Uscendo dalla stanza si fermò un momento a contemplare il grande plastico. Era lo stesso dell’altra volta, eppure sembrava diverso. Vedendolo lì fermo, il Direttore gli rivolse un’occhiata interrogativa. “Qualcosa non va?” gli chiese allarmato.

 “Oh, niente. Stavo solo ammirando il plastico” gli rispose Andrea. Subito dopo si avviò alla porta, chiudendosela delicatamente alle spalle.

Nel modellino sulle bianche facciate degli edifici aveva notato numerose impronte di mani sudate e perfino qualche segno di matita, a testimonianza di quanto fosse stata violenta la battaglia per la spartizione. Uno strappo sul finto prato verde lasciava intravedere il ripiano nero del tavolo sottostante. Era solo un piccolo squarcio ma a lui in quel momento era sembrato quasi una voragine senza fondo.

 

 

XV

 

Il primo sole di marzo gettava sprazzi improvvisi di luce sulle strade della città, alternando angoli grigi d’inverno a isole dove l’estate era già cominciata. Così si potevano osservare mescolati tra loro in apparente confusione volti che già ammiccavano al sole con un mezzo sorriso e altri ancora appannati dal letargo invernale.

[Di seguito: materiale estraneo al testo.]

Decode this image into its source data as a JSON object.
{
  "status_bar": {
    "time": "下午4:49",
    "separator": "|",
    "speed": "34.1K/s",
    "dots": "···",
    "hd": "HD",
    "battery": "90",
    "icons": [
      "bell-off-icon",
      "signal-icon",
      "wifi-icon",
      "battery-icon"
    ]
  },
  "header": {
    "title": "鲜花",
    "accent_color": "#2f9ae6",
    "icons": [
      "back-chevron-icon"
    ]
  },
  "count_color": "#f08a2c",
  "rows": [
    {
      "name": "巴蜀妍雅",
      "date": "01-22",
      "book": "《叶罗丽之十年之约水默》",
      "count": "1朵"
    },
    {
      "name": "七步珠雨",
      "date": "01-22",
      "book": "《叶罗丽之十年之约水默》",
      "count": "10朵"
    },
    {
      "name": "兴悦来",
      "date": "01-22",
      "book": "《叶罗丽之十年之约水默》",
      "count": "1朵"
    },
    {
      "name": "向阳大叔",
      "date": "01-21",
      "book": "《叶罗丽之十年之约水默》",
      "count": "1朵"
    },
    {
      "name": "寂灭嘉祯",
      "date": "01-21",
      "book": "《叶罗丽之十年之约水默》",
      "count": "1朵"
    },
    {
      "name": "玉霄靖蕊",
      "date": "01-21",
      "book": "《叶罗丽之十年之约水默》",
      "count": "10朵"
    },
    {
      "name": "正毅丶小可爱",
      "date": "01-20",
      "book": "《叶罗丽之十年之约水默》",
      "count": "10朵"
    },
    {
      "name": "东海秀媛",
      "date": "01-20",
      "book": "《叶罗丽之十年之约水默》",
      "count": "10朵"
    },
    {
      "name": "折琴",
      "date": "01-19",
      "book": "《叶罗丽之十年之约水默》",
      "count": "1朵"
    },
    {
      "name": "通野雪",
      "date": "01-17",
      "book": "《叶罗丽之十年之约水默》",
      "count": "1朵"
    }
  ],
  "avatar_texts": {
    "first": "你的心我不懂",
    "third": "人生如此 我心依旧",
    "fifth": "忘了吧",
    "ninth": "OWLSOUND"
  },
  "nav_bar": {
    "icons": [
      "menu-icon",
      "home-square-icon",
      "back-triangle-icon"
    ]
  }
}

Ma era soprattutto nelle giovani donne che si apprezzava meglio il cambiamento, perché attraverso il soprabito aperto mostravano senza incertezze la minigonna e la maglia scollata.

Erano le stesse giovani donne che durante l’inverno rabbrividivano per strada sotto le improvvise folate di vento o rimanevano tappate in auto con il viso rivolto al finestrino, consumando con lenta voluttà le ore immobili del sabato sera,mentre il fumo delle loro sigarette si mescolava agli scarichi rabbiosi dei diesel ingabbiati nel traffico.

Solo le facciate dei palazzi restavano immerse nel consueto grigiore fatto di polvere e nerofumo che ne occultava il colore originario. Ma di ciò nessuno sembrava preoccuparsi, così come era accaduto anche in inverno, quando la pioggia cadeva violenta e ugualmente non riusciva minimamente a scalfire quella sporcizia.

La città continuava comunque a respirare, nonostante la crosta sempre più spessa che la ricopriva e i rumori sempre più laceranti. Anzi era proprio il rumore, amplificato ed esasperato a bella posta, il segnale sicuro del risveglio.

La certezza del risveglio non sembra scalfire Renato che continua a fumare lentamente il suo toscano. Avvolto in un maglione pesante finge ancora l’inverno, illudendosi di poter contrastare il ritmo delle stagioni. E’ inutile chiedergli il motivo; so già che nell’aria lui non avverte alcun cambiamento,ma solo remote nostalgie e ancora altre incertezze. Non gli dirò che la realtà é addirittura peggiore perché perfino gli alberi da lui tanto amati celano sotto la scorza dubbi angoscianti e fioriscono solo nell’illusione di  tornare ad essere se stessi.

Mentre dormiva,sono andato fuori città e appena possibile ho lasciato la macchina per camminare a piedi. Dappertutto la stessa desolante finzione; vedevo fiori sorgere dalla plastica e alla plastica protendere come un nuovo ideale. Nell’aria lo stesso sapore di acido e fumo. Un pesco fiorito sognava orizzonti lontani e apriva i suoi rami secchi come braccia rassegnate  al martirio. Solo la sua anima continuava a cercare attraverso le radici terra che non sapesse di cemento e acqua, se non sorgiva,che almeno non nascondesse l’insidia del veleno.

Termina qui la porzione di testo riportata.